School started this week. We have two fourth-graders and a second-grader. Ken has the misfortune to be driving a carpool that involves four boys and two schools and takes about an hour round-trip. I am biking to work every day now, because we’re cutting back to just the one beat-up station wagon for transportation. Today I was almost hit by a Hummer.
New school year, new shoes, old lunchboxes, and a new household rule that we’re all wrestling with: No internet access except Saturday mornings.
One of our children — and I think it’s fair to keep this private, so let’s say child #1 — was developing an addictive relationship with online gaming. When given the opportunity, he would do nothing but play games on the internet; easily twelve hours at a stretch. Child #2 was also a fan of gaming, but didn’t seem quite so hypnotized — he would cut himself off after two hours.
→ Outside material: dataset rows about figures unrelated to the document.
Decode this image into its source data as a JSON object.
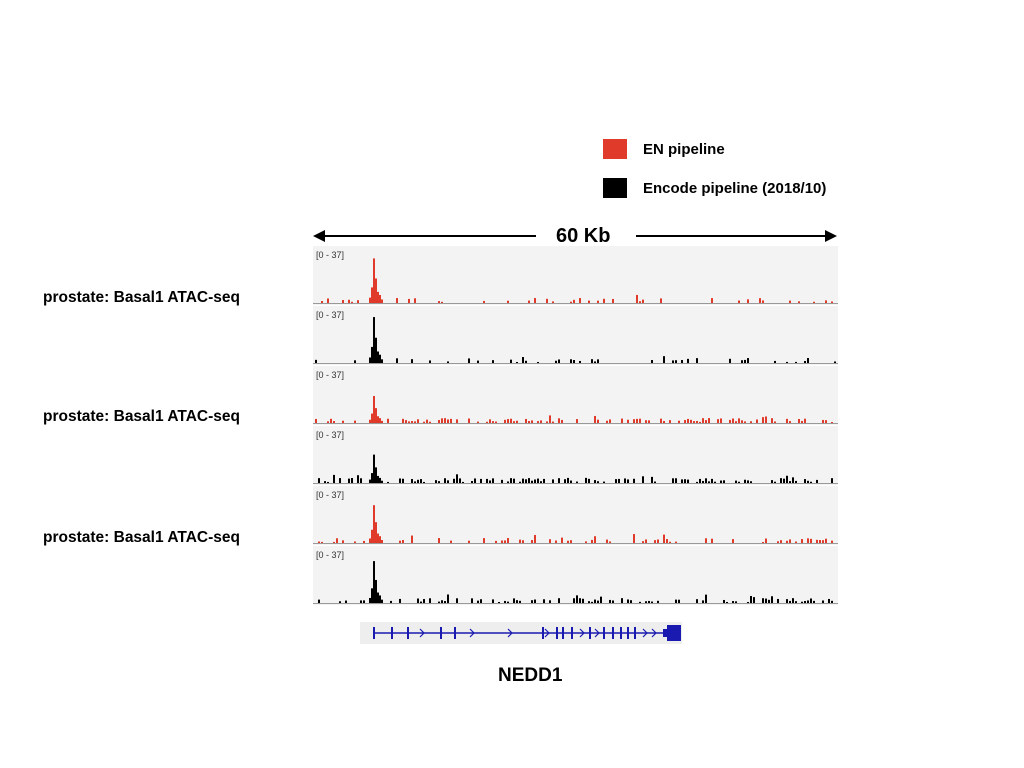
{
  "legend": [
    {
      "label": "EN pipeline",
      "color": "#e03a2a"
    },
    {
      "label": "Encode pipeline (2018/10)",
      "color": "#000000"
    }
  ],
  "scale_label": "60 Kb",
  "row_labels": [
    "prostate: Basal1 ATAC-seq",
    "prostate: Basal1 ATAC-seq",
    "prostate: Basal1 ATAC-seq"
  ],
  "tracks": [
    {
      "range": "[0 - 37]",
      "color": "#e03a2a",
      "pipeline": "EN pipeline",
      "peak": 33,
      "noise": 0.18
    },
    {
      "range": "[0 - 37]",
      "color": "#000000",
      "pipeline": "Encode pipeline (2018/10)",
      "peak": 34,
      "noise": 0.22
    },
    {
      "range": "[0 - 37]",
      "color": "#e03a2a",
      "pipeline": "EN pipeline",
      "peak": 20,
      "noise": 0.55
    },
    {
      "range": "[0 - 37]",
      "color": "#000000",
      "pipeline": "Encode pipeline (2018/10)",
      "peak": 21,
      "noise": 0.6
    },
    {
      "range": "[0 - 37]",
      "color": "#e03a2a",
      "pipeline": "EN pipeline",
      "peak": 28,
      "noise": 0.35
    },
    {
      "range": "[0 - 37]",
      "color": "#000000",
      "pipeline": "Encode pipeline (2018/10)",
      "peak": 31,
      "noise": 0.45
    }
  ],
  "gene": {
    "name": "NEDD1",
    "color": "#1a1ab0"
  }
}
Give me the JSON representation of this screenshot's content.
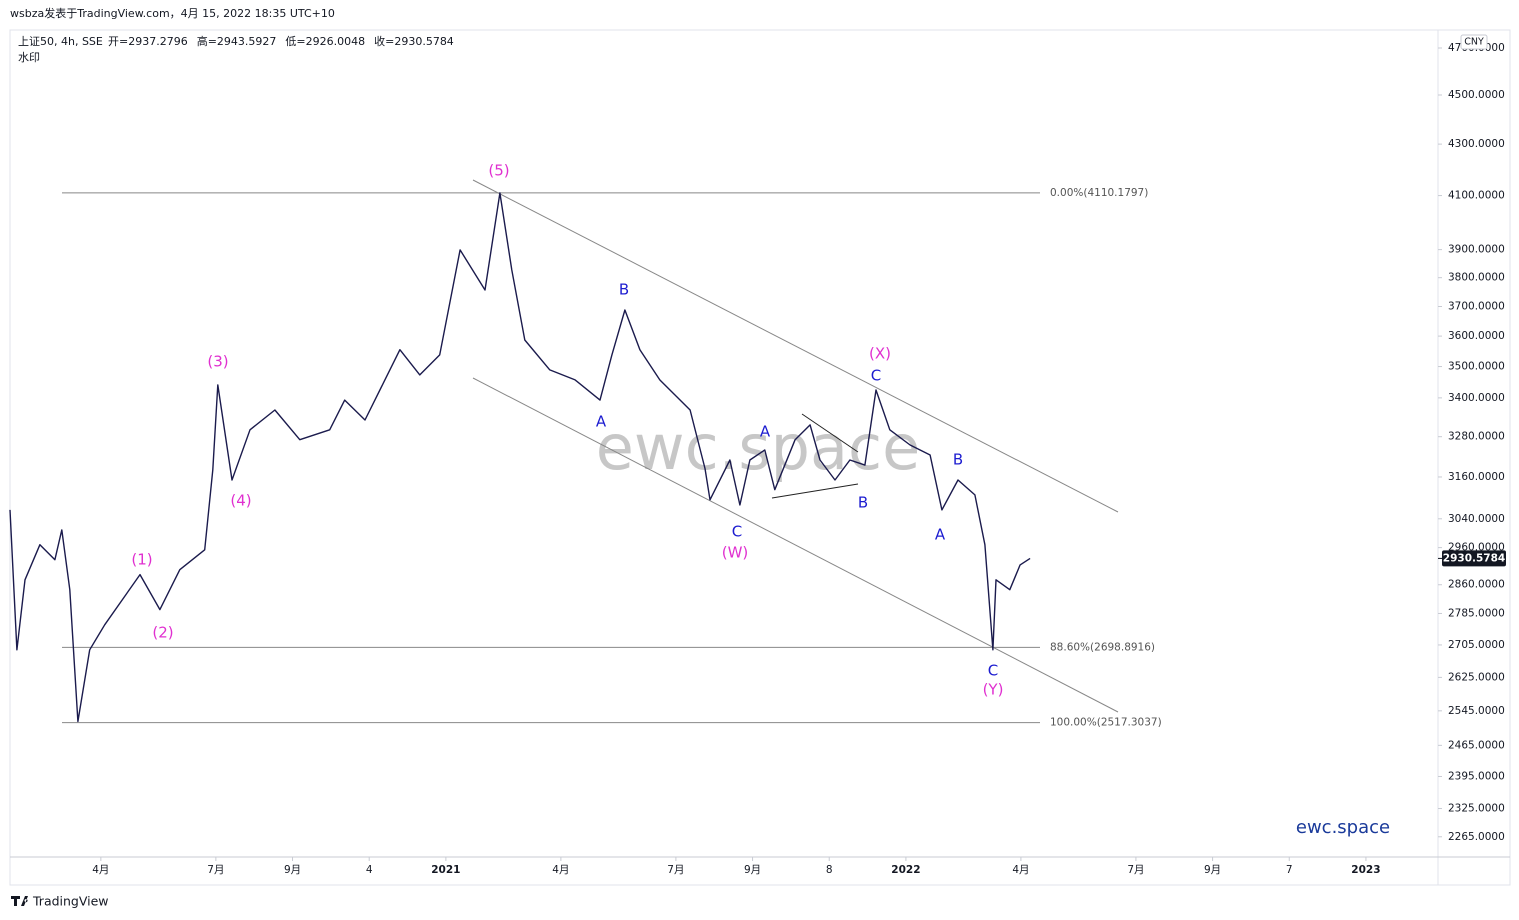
{
  "header": {
    "caption": "wsbza发表于TradingView.com，4月 15, 2022 18:35 UTC+10"
  },
  "chart_data": {
    "type": "line",
    "title": "上证50, 4h, SSE",
    "ohlc_labels": [
      "开=2937.2796",
      "高=2943.5927",
      "低=2926.0048",
      "收=2930.5784"
    ],
    "watermark_label": "水印",
    "currency": "CNY",
    "watermark": "ewc.space",
    "brand": "ewc.space",
    "footer": "TradingView",
    "log_scale": true,
    "color": "#1b1b4d",
    "x": [
      0.63,
      0.81,
      1.02,
      1.41,
      1.8,
      1.98,
      2.19,
      2.4,
      2.71,
      3.1,
      4.02,
      4.54,
      5.06,
      5.71,
      5.92,
      6.05,
      6.42,
      6.89,
      7.54,
      8.19,
      8.97,
      9.36,
      9.89,
      10.8,
      11.32,
      11.84,
      12.37,
      13.02,
      13.41,
      13.72,
      14.06,
      14.71,
      15.37,
      16.02,
      16.33,
      16.67,
      17.06,
      17.58,
      18.37,
      18.76,
      18.89,
      19.41,
      19.67,
      19.93,
      20.32,
      20.58,
      21.11,
      21.5,
      21.76,
      22.15,
      22.54,
      22.93,
      23.22,
      23.58,
      24.11,
      24.63,
      24.94,
      25.36,
      25.8,
      26.06,
      26.27,
      26.35,
      26.71,
      26.98,
      27.24
    ],
    "values": [
      3065,
      2693,
      2873,
      2968,
      2927,
      3009,
      2847,
      2520,
      2693,
      2756,
      2887,
      2795,
      2900,
      2954,
      3181,
      3441,
      3151,
      3301,
      3362,
      3271,
      3301,
      3393,
      3331,
      3555,
      3473,
      3538,
      3899,
      3757,
      4110,
      3827,
      3587,
      3489,
      3457,
      3393,
      3538,
      3688,
      3555,
      3457,
      3362,
      3185,
      3094,
      3210,
      3079,
      3210,
      3240,
      3123,
      3271,
      3316,
      3210,
      3151,
      3210,
      3195,
      3425,
      3301,
      3255,
      3225,
      3065,
      3151,
      3108,
      2968,
      2693,
      2873,
      2847,
      2913,
      2930.5784
    ],
    "last_price": 2930.5784,
    "xlim": [
      0.63,
      37.88
    ],
    "xticks": [
      {
        "value": 3,
        "label": "4月"
      },
      {
        "value": 6,
        "label": "7月"
      },
      {
        "value": 8,
        "label": "9月"
      },
      {
        "value": 10,
        "label": "4"
      },
      {
        "value": 12,
        "label": "2021"
      },
      {
        "value": 15,
        "label": "4月"
      },
      {
        "value": 18,
        "label": "7月"
      },
      {
        "value": 20,
        "label": "9月"
      },
      {
        "value": 22,
        "label": "8"
      },
      {
        "value": 24,
        "label": "2022"
      },
      {
        "value": 27,
        "label": "4月"
      },
      {
        "value": 30,
        "label": "7月"
      },
      {
        "value": 32,
        "label": "9月"
      },
      {
        "value": 34,
        "label": "7"
      },
      {
        "value": 36,
        "label": "2023"
      }
    ],
    "ylim": [
      2223,
      4779
    ],
    "yticks": [
      {
        "value": 4700,
        "label": "4700.0000"
      },
      {
        "value": 4500,
        "label": "4500.0000"
      },
      {
        "value": 4300,
        "label": "4300.0000"
      },
      {
        "value": 4100,
        "label": "4100.0000"
      },
      {
        "value": 3900,
        "label": "3900.0000"
      },
      {
        "value": 3800,
        "label": "3800.0000"
      },
      {
        "value": 3700,
        "label": "3700.0000"
      },
      {
        "value": 3600,
        "label": "3600.0000"
      },
      {
        "value": 3500,
        "label": "3500.0000"
      },
      {
        "value": 3400,
        "label": "3400.0000"
      },
      {
        "value": 3280,
        "label": "3280.0000"
      },
      {
        "value": 3160,
        "label": "3160.0000"
      },
      {
        "value": 3040,
        "label": "3040.0000"
      },
      {
        "value": 2960,
        "label": "2960.0000"
      },
      {
        "value": 2860,
        "label": "2860.0000"
      },
      {
        "value": 2785,
        "label": "2785.0000"
      },
      {
        "value": 2705,
        "label": "2705.0000"
      },
      {
        "value": 2625,
        "label": "2625.0000"
      },
      {
        "value": 2545,
        "label": "2545.0000"
      },
      {
        "value": 2465,
        "label": "2465.0000"
      },
      {
        "value": 2395,
        "label": "2395.0000"
      },
      {
        "value": 2325,
        "label": "2325.0000"
      },
      {
        "value": 2265,
        "label": "2265.0000"
      }
    ],
    "fib_levels": [
      {
        "value": 4110.1797,
        "label": "0.00%(4110.1797)"
      },
      {
        "value": 2698.8916,
        "label": "88.60%(2698.8916)"
      },
      {
        "value": 2517.3037,
        "label": "100.00%(2517.3037)"
      }
    ],
    "annotations": [
      {
        "text": "(5)",
        "color": "#e030d0"
      },
      {
        "text": "(3)",
        "color": "#e030d0"
      },
      {
        "text": "(4)",
        "color": "#e030d0"
      },
      {
        "text": "(1)",
        "color": "#e030d0"
      },
      {
        "text": "(2)",
        "color": "#e030d0"
      },
      {
        "text": "B",
        "color": "#1c1cd0"
      },
      {
        "text": "A",
        "color": "#1c1cd0"
      },
      {
        "text": "C",
        "color": "#1c1cd0"
      },
      {
        "text": "(W)",
        "color": "#e030d0"
      },
      {
        "text": "A",
        "color": "#1c1cd0"
      },
      {
        "text": "B",
        "color": "#1c1cd0"
      },
      {
        "text": "(X)",
        "color": "#e030d0"
      },
      {
        "text": "C",
        "color": "#1c1cd0"
      },
      {
        "text": "B",
        "color": "#1c1cd0"
      },
      {
        "text": "A",
        "color": "#1c1cd0"
      },
      {
        "text": "C",
        "color": "#1c1cd0"
      },
      {
        "text": "(Y)",
        "color": "#e030d0"
      }
    ]
  }
}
Child #3, who is garrulous and loves sports, was fed up with #s 1 and 2 for being “boring and stupid” — he couldn’t get them to go outside and play much.
We, the parents and parental-figures in the lives of all three, were feeling uncomfortable about the clearly deteriorating situation with our Gamer. He was pale and spindly, and irritable whenever the games were taken away.
But let’s face it, we all love to have those children who “self-entertain.” We like it when they play alone, or nicely with others, and let us do our own thing much of the time. This is especially true in a house of three boys. Child #1, the Gamer, was pretty easy that way. Just the opposite is true of child #3, who is either talking or moving at all times, and to whom we sometimes say, “Wouldn’t you like to go watch TV for a while?”
Oftentimes, the problem of too much screen-time in a household is really a parental problem. Not only are we all addicted, to a certain degree (I’ll admit my fondness for crafting two to three Facebook posts a day), but we have lost much of the community that made it easier to raise children. It’s well-documented elsewhere (see Robert Putnam’s work) and I won’t rant, but without safe neighborhoods and at-home parents around, our kids’ lives are quite attenuated, and they rightly expect us to entertain them within these limitations.
Part of the JP Green House project is to create a better childhood for our three boys, and any local kids who want in on it. Looking at the situation we had gotten ourselves into with #1, 2, and 3, it was inevitable that we’d have to fess up to our own bad habits around screens. So we called Comcast and explained: No we don’t want cable TV and 144 channels, along with high speed internet, thank you — just turn it off … no really, turn it off! What do you mean we can’t just have a phone line?
It isn’t pretty. Day 1 of No Internet found #1 first sulking in bed, then raging at his dad, and then secretly staying up until he thought everyone was asleep, and nabbing a cell-phone to play games on.
Day 2 was better: all three kids were out in the street on their bikes, complaining about the excessive number of girls with pink bicycles in the neighborhood. There are worse things than girls who like pink.